Actual and desired trajectory of the second link end of the robot in the base coordinate frame.

Measurement of actual motion angles of lower limb hip and knee joints.
The results of robot joint torque are presented in Figures 19 and 20, where the maximum torque value for the first joint was found to be 136.7 Nm, with a minimum value of 27.7 Nm. Similarly, the maximum torque value for the second joint was found to be 34.14 Nm, with a minimum value of −29.08 Nm.

Actual working torque of the first joint of the robot.

Actual working torque of the second joint of the robot.
The simulated maximum working torque value of the first joint of the robot was found to be lower than the actual measured value due to the absence of friction in the simulation. Friction, which is typically modeled as Coulomb friction and viscous friction, has a significant influence on the joint torque of the robot. The experimental results showed that the presence of friction in the robot’s joints had a considerable impact on the overall performance. The higher value of joint torque observed during the experiments can be attributed to two main factors. Firstly, the robot design utilized a belt drive system. Since the belt is driven by friction and is inherently flexible, power losses occur due to deformation. Moreover, the friction force is further increased, and the power loss is augmented due to the installation error of the belt pulley and the varying degrees of tension.
Secondly, the choice of harmonic reducer with a large reduction ratio can also affect the robot’s performance. The efficiency of the harmonic reducer decreases as the reduction ratio increases. Moreover, the overall system reduction ratio becomes too large, which results in an increase in the rotational inertia ratio of the system, causing the robot to have a high starting torque.
Despite these challenges, it is noteworthy that the robot designed in this study does not require continuous high torque output. Furthermore, the peak torque of the servomotor is typically more than three times the rated torque. Therefore, although the system is subject to high starting torque due to the large reduction ratio of the harmonic reducer, the designed robot is capable of performing normally, and the peak torque of the servomotor can satisfy the requirements of the robot’s operation.
Conclusion
In this article, a passive compliant lower limb rehabilitation robot was designed to facilitate the lower limb rehabilitation training of patients in a supine position.
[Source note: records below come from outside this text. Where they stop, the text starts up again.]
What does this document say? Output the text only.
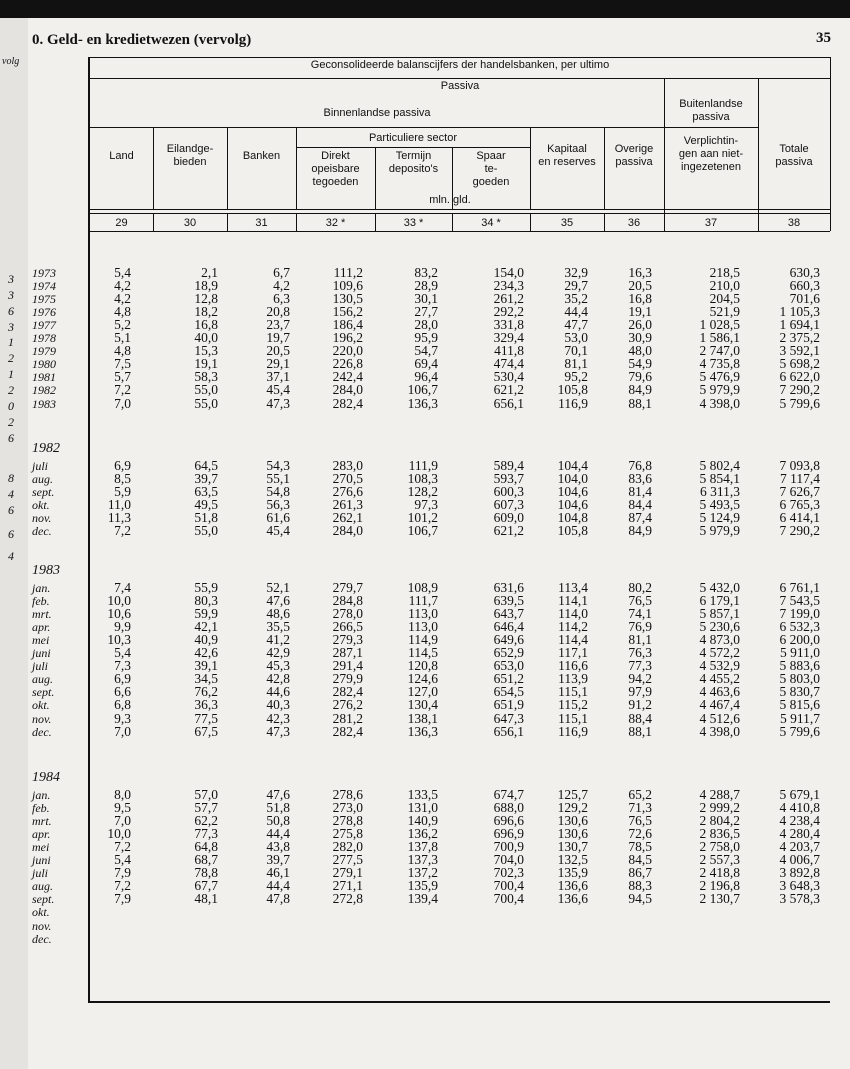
volg
3
3
6
3
1
2
1
2
0
2
6
8
4
6
6
4
0. Geld- en kredietwezen (vervolg)	35
Geconsolideerde balanscijfers der handelsbanken, per ultimo
Passiva
Binnenlandse passiva
Buitenlandse
passiva
Particuliere sector
mln. gld.
Land
29
Eilandge-
bieden
30
Banken
31
Direkt
opeisbare
tegoeden
32 *
Termijn
deposito's
33 *
Spaar
te-
goeden
34 *
Kapitaal
en reserves
35
Overige
passiva
36
Verplichtin-
gen aan niet-
ingezetenen
37
Totale
passiva
38
1973	5,4	2,1	6,7	111,2	83,2	154,0	32,9	16,3	218,5	630,3
1974	4,2	18,9	4,2	109,6	28,9	234,3	29,7	20,5	210,0	660,3
1975	4,2	12,8	6,3	130,5	30,1	261,2	35,2	16,8	204,5	701,6
1976	4,8	18,2	20,8	156,2	27,7	292,2	44,4	19,1	521,9	1 105,3
1977	5,2	16,8	23,7	186,4	28,0	331,8	47,7	26,0	1 028,5	1 694,1
1978	5,1	40,0	19,7	196,2	95,9	329,4	53,0	30,9	1 586,1	2 375,2
1979	4,8	15,3	20,5	220,0	54,7	411,8	70,1	48,0	2 747,0	3 592,1
1980	7,5	19,1	29,1	226,8	69,4	474,4	81,1	54,9	4 735,8	5 698,2
1981	5,7	58,3	37,1	242,4	96,4	530,4	95,2	79,6	5 476,9	6 622,0
1982	7,2	55,0	45,4	284,0	106,7	621,2	105,8	84,9	5 979,9	7 290,2
1983	7,0	55,0	47,3	282,4	136,3	656,1	116,9	88,1	4 398,0	5 799,6
1982
juli	6,9	64,5	54,3	283,0	111,9	589,4	104,4	76,8	5 802,4	7 093,8
aug.	8,5	39,7	55,1	270,5	108,3	593,7	104,0	83,6	5 854,1	7 117,4
sept.	5,9	63,5	54,8	276,6	128,2	600,3	104,6	81,4	6 311,3	7 626,7
okt.	11,0	49,5	56,3	261,3	97,3	607,3	104,6	84,4	5 493,5	6 765,3
nov.	11,3	51,8	61,6	262,1	101,2	609,0	104,8	87,4	5 124,9	6 414,1
dec.	7,2	55,0	45,4	284,0	106,7	621,2	105,8	84,9	5 979,9	7 290,2
1983
jan.	7,4	55,9	52,1	279,7	108,9	631,6	113,4	80,2	5 432,0	6 761,1
feb.	10,0	80,3	47,6	284,8	111,7	639,5	114,1	76,5	6 179,1	7 543,5
mrt.	10,6	59,9	48,6	278,0	113,0	643,7	114,0	74,1	5 857,1	7 199,0
apr.	9,9	42,1	35,5	266,5	113,0	646,4	114,2	76,9	5 230,6	6 532,3
mei	10,3	40,9	41,2	279,3	114,9	649,6	114,4	81,1	4 873,0	6 200,0
juni	5,4	42,6	42,9	287,1	114,5	652,9	117,1	76,3	4 572,2	5 911,0
juli	7,3	39,1	45,3	291,4	120,8	653,0	116,6	77,3	4 532,9	5 883,6
aug.	6,9	34,5	42,8	279,9	124,6	651,2	113,9	94,2	4 455,2	5 803,0
sept.	6,6	76,2	44,6	282,4	127,0	654,5	115,1	97,9	4 463,6	5 830,7
okt.	6,8	36,3	40,3	276,2	130,4	651,9	115,2	91,2	4 467,4	5 815,6
nov.	9,3	77,5	42,3	281,2	138,1	647,3	115,1	88,4	4 512,6	5 911,7
dec.	7,0	67,5	47,3	282,4	136,3	656,1	116,9	88,1	4 398,0	5 799,6
1984
jan.	8,0	57,0	47,6	278,6	133,5	674,7	125,7	65,2	4 288,7	5 679,1
feb.	9,5	57,7	51,8	273,0	131,0	688,0	129,2	71,3	2 999,2	4 410,8
mrt.	7,0	62,2	50,8	278,8	140,9	696,6	130,6	76,5	2 804,2	4 238,4
apr.	10,0	77,3	44,4	275,8	136,2	696,9	130,6	72,6	2 836,5	4 280,4
mei	7,2	64,8	43,8	282,0	137,8	700,9	130,7	78,5	2 758,0	4 203,7
juni	5,4	68,7	39,7	277,5	137,3	704,0	132,5	84,5	2 557,3	4 006,7
juli	7,9	78,8	46,1	279,1	137,2	702,3	135,9	86,7	2 418,8	3 892,8
aug.	7,2	67,7	44,4	271,1	135,9	700,4	136,6	88,3	2 196,8	3 648,3
sept.	7,9	48,1	47,8	272,8	139,4	700,4	136,6	94,5	2 130,7	3 578,3
okt.
nov.
dec.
The robot allows for the flexion and extension movements of the hip, knee, and ankle joints, as well as the adduction and abduction movements of the ankle. In addition, the incorporation of two degrees of freedom in the ankle joint enables the robot to function as a wearable ankle rehabilitation training device, thus promoting comprehensive lower extremity rehabilitation training.
The structural parameters of the robot model were designed based on the establishment of a human–robot kinematic model and an analysis of human–robot coupling characteristics. The dynamic simulation of the robot model was performed based on the human lower limb inertia parameters and the target inertia parameters of the robot. This allowed for the completion of the design of the robot power system.
To ensure that passive rehabilitation training is safe and comfortable, a coupled transformation process from human lower limb motion trajectory planning to robot trajectory planning was designed. This process ensures that the passive rehabilitation training trajectory aligns more closely with the lower limb motion law, while further reducing the impact of the robot on the lower limb through the use of a passive compliant mechanism. Through this approach, the safety of the rehabilitation process can be enhanced. In the future, we wish to apply dynamics modeling to robot control and achieve active rehabilitation.
Footnotes
Declaration of conflicting interests
The authors declared no potential conflicts of interest with respect to the research, authorship, and/or publication of this article.
Funding
The authors disclosed receipt of the following financial support for the research, authorship, and/or publication of this article: This work was supported by the Project of science and technology of Henan Province (212102310890) and (212102310249).